Danimarka Parlamentosu, Kur’an yakma eylemlerini engellemeyi amaçlayan yeni yasa tasarısını onayladı, ancak bu kararın mantığı ve ifade özgürlüğüne getirdiği sınırlamalar, düşündürücü ve endişe verici bir şekilde saçma. Parlamentonun, “özel dinî öneme sahip yazılı metinlere uygunsuz muameleyi” suç sayan bu tasarıyı kabul etmesi, sadece gerçek bir demokrasiden çok uzak, düşük standartlı bir otoriter rejimin adımı gibi görünüyor.

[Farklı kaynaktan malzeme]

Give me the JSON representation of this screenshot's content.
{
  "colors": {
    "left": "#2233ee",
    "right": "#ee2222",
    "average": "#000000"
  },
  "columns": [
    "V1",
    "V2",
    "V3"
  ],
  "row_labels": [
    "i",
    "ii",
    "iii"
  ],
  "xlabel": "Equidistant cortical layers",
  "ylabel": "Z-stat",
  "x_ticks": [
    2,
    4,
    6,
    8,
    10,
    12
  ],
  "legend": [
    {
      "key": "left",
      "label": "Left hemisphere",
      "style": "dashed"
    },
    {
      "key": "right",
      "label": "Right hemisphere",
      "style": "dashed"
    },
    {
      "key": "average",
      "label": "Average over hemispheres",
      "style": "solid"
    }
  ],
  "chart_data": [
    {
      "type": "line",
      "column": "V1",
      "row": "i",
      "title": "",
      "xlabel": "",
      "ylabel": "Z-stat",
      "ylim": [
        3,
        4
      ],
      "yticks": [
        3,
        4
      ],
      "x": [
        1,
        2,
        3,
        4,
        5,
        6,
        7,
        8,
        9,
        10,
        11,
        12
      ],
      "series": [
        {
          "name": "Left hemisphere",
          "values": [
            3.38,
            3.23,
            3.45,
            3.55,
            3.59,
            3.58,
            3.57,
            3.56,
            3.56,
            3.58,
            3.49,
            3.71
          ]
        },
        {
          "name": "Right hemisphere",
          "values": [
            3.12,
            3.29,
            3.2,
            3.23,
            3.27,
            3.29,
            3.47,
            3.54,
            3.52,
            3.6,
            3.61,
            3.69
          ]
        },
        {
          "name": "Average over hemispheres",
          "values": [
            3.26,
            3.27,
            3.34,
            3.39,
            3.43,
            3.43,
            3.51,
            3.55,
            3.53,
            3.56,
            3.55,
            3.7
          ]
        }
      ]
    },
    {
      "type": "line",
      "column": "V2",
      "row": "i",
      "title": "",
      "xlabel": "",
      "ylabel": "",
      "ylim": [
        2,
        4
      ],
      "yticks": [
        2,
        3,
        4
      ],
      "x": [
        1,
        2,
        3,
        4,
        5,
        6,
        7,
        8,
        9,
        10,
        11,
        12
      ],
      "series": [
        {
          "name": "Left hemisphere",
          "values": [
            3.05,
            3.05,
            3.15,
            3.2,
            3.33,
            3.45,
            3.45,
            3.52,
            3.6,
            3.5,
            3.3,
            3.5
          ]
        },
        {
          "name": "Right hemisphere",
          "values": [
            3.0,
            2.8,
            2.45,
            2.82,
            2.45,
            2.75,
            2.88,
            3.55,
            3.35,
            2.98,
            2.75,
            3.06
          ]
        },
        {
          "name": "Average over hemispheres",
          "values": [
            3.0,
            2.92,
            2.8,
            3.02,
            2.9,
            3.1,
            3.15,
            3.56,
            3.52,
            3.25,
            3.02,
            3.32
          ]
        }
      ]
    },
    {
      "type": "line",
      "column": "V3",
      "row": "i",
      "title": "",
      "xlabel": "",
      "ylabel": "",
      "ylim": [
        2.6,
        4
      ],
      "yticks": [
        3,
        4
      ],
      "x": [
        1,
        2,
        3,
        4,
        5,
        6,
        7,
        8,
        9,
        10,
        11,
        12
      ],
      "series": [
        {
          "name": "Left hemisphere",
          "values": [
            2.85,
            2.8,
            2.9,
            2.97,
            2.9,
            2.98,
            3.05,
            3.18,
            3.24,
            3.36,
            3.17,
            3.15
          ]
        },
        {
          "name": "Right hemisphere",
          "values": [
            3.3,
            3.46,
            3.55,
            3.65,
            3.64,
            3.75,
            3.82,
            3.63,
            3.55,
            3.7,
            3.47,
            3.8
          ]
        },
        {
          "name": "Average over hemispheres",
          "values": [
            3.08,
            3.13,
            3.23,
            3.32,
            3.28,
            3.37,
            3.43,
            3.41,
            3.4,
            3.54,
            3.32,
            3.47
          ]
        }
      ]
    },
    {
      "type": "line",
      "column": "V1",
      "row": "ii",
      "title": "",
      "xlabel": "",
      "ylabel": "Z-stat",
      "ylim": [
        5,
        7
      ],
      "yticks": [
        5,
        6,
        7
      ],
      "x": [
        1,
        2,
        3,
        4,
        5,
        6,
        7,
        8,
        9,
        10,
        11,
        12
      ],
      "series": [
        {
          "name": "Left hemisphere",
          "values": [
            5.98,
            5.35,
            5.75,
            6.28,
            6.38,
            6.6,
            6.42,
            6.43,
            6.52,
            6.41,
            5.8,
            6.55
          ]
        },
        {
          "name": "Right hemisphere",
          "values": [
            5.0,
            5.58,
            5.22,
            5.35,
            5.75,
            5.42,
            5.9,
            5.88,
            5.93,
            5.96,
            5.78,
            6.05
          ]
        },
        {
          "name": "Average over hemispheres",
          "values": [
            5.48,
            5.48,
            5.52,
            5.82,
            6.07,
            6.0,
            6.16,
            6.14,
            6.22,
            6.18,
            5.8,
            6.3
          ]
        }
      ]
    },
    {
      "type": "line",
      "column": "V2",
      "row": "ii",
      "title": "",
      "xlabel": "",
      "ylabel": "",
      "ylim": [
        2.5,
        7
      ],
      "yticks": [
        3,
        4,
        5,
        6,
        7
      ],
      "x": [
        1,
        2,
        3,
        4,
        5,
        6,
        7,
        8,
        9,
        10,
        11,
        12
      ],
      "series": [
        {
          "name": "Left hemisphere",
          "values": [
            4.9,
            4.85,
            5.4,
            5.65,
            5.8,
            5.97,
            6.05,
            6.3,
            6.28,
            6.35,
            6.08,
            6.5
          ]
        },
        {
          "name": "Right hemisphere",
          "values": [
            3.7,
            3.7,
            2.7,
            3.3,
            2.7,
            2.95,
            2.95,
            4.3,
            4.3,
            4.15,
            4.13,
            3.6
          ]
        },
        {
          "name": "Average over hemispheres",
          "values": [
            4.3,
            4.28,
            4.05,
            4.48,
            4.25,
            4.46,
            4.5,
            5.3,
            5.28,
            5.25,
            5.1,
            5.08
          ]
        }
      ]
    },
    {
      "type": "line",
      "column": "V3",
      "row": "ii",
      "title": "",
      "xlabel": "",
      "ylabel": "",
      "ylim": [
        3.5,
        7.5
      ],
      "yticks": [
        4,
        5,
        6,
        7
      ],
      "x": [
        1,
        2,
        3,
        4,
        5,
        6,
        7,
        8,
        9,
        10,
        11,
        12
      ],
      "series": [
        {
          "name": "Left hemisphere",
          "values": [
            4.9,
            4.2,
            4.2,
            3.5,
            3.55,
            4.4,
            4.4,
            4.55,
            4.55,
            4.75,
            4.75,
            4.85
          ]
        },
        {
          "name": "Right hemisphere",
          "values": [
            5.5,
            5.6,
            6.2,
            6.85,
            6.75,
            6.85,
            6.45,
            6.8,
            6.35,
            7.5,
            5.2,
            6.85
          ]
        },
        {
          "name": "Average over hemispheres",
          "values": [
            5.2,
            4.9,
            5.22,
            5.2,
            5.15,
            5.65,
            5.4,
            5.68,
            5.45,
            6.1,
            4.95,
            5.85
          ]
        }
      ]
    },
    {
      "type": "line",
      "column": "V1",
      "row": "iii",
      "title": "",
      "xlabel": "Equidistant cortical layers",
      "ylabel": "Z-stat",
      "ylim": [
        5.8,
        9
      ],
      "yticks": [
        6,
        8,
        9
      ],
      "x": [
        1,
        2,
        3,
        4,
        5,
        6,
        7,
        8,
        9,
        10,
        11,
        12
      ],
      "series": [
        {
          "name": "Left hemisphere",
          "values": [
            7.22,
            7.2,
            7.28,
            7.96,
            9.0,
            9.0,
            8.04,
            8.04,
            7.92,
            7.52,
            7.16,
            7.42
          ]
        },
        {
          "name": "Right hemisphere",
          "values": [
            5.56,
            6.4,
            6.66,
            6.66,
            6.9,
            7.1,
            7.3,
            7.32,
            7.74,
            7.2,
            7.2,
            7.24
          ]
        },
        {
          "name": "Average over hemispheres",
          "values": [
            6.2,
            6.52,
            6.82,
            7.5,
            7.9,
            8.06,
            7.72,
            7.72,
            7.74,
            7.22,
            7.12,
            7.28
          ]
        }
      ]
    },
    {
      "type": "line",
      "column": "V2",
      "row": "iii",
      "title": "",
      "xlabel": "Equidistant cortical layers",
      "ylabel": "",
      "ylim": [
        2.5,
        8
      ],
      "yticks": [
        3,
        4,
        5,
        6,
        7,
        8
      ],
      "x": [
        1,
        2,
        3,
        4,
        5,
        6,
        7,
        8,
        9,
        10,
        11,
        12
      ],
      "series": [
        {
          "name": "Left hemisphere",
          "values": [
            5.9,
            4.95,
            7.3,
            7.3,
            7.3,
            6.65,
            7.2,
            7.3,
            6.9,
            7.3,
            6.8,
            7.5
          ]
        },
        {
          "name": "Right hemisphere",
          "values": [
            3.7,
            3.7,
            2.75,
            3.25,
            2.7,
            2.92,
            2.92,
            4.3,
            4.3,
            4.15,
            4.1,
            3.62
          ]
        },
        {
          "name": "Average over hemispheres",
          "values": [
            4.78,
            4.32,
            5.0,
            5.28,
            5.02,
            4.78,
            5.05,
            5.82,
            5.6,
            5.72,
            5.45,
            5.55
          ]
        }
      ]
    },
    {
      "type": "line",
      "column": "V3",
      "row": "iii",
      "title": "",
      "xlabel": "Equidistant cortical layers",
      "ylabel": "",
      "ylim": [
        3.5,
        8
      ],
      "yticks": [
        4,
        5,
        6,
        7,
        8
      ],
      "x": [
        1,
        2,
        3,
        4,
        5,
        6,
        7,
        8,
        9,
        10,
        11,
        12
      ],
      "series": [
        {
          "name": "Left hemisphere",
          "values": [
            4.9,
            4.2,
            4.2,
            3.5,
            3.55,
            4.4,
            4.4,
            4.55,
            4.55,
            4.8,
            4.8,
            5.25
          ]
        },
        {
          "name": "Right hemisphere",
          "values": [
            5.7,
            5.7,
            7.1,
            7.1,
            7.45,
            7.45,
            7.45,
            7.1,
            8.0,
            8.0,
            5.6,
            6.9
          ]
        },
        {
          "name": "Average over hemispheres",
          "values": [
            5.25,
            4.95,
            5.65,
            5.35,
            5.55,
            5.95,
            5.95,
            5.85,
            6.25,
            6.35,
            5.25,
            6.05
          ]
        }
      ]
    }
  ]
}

Ülke genelinde gerçekleşen Kur’an yakma eylemleri, tam anlamıyla ifade özgürlüğü olmasına rağmen, Parlamento bu duyarsız bir şekilde temel hak ve özgürlükleri hiçe sayarak yaklaşıyor. Kamuya açık yerlerde Kur’an yakma eylemlerini cezalandırmak, adeta bir düşünce polisi oluşturmak anlamına geliyor ve bireylerin özgür düşünce ve ifade haklarını yok sayıyor.
Yasaya karşı çıkanlar, haklı olarak, bu tür kısıtlamaların liberal özgürlükleri zayıflatacağını ve demokratik değerleri tehlikeye atacağını savunuyor. Hükûmetin, yasanın ifade özgürlüğüne etki etmeyeceği iddiası ise gerçek dışı ve savunulamaz. Herhangi bir din veya inanç sistemi, eleştirilmeye ve sorgulanmaya açık olmalıdır. Ancak bu yasa, eleştiriyi bastırmayı amaçlayarak demokratik değerlere ihanet ediyor.
Danimarka’da bu yıl gerçekleşen çok sayıdaki Kur’an yakma eylemi, ülkede derin bir ayrışmaya ve gerilime yol açtı. Ancak bu yeni yasa, sorunun kaynağına yönelik etkili bir çözüm sunmak yerine, ifade özgürlüğünü daha da kısıtlıyor ve toplumsal kutuplaşmayı arttırıyor. Bu kararı utanç verici buluyor, Danimarka’da ifade özgürlüğünü savunan gruplarla dayanışma içinde olduğumuzu belirtiyoruz. İnanıyoruz ki Danimarka Parlamentosunun bu kararı, demokrasiye darbe vuran bir adım olarak tarihe geçecek.